American historian (1910–1981)

Marian Hannah Winter (March 20, 1910 – December 15, 1981) was an American musicologist and dance historian. She has been called one of "the [two] foremost names in American dance history."

== Early life and education ==
Winter was born in New York City, the daughter of Ernest Winter and Rose Rosenbluth Winter. Her father and maternal grandparents were all immigrants from central Europe; her mother was a policewoman who collected theatrical sketches.

She attended Radcliffe College.

== Career ==
In 1939, Winter worked for the Federal Music Project in New York City, and assembled an exhibit on "Art Scores for Music" at the Brooklyn Museum, called "the first international exhibition of scores for cabaret and concert hall music".

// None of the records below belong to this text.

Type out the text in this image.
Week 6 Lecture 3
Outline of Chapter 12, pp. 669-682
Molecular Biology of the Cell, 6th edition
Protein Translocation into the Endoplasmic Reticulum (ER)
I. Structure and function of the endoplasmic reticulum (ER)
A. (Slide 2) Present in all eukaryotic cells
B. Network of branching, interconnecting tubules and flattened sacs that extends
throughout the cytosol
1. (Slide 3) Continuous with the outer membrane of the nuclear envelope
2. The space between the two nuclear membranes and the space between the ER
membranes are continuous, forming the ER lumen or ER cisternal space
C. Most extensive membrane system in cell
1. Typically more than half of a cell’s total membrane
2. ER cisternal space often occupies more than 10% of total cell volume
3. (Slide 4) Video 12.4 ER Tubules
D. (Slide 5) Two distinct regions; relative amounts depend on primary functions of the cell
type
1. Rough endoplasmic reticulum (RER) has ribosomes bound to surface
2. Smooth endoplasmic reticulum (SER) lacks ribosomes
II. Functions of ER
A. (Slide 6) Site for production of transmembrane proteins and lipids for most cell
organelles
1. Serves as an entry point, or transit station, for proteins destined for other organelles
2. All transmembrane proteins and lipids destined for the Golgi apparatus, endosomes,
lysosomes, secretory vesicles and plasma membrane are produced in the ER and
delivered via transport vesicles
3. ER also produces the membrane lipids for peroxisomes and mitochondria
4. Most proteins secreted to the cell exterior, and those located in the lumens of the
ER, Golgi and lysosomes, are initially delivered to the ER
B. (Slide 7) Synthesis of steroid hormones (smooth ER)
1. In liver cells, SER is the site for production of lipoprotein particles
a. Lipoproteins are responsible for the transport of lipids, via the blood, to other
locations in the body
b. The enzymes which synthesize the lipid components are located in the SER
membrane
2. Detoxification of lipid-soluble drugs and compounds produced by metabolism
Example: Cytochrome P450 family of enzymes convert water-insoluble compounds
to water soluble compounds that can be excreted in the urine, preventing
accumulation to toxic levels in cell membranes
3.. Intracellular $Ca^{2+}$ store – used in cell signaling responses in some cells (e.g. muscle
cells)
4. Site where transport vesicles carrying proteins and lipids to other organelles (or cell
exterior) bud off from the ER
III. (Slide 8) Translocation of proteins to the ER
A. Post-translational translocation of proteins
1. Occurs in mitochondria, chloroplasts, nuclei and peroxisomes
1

In the 1940s, dance historian Lincoln Kirstein solicited Winter to write for Dance Index, a magazine he headed. In contrast to Kirstein's analytical or polemical approach to history, Winter was more of an archivist. One of Winter's most influential works is "Juba and American Minstrelsy", published in 1947. The article sketches the life of Master Juba, a black American dancer active in the mid-19th century. Winter argues that Juba introduced African elements to American dance forms and, in the process, created a new, distinctly American style. The article attempts to "[re-appropriate] for black culture what is otherwise generally seen as racist theft."

Winter moved to France in her later years, where she worked as a translator and collected art and ephemera related to fairs and festivals. There, she published The Theater of the Marvels in both English- and French-language editions. She was awarded a Guggenheim Fellowship in 1974. Of her 1974 book, The Pre-Romantic Ballet, one reviewer said that "Some historians have an ability to write about the remote past as if they were giving a first-hand account of personal experience. Marian Hannah Winter is one of them."

== Publications ==

- "American Theatrical Dancing from 1750 to 1800" (1938)
- Art Scores for Music (1939)
- "The Function of Music in Sound Film" (1941)
- "Augusta Maywood" (1943)
- "Juba and American Minstrelsy" (1947)
- The Theater of the Marvels (1964, with a preface by Marcel Marceau)
- The Pre-Romantic ballet (1974)

== Personal life and legacy ==
Winter used a wheelchair in her later years, to manage the effects of a progressive neurological condition. She died in Paris. A collection of her papers, including correspondence, notebooks, and photographs, is held at the Houghton Library, Harvard University.

The Marian Hannah Winter Professorship in Theatre and Dance Studies at the University of Wisconsin-Madison was named in her memory. In 1985, items from her collection of fairground memorabilia were displayed at the Pusey Library, Harvard, in Cambridge.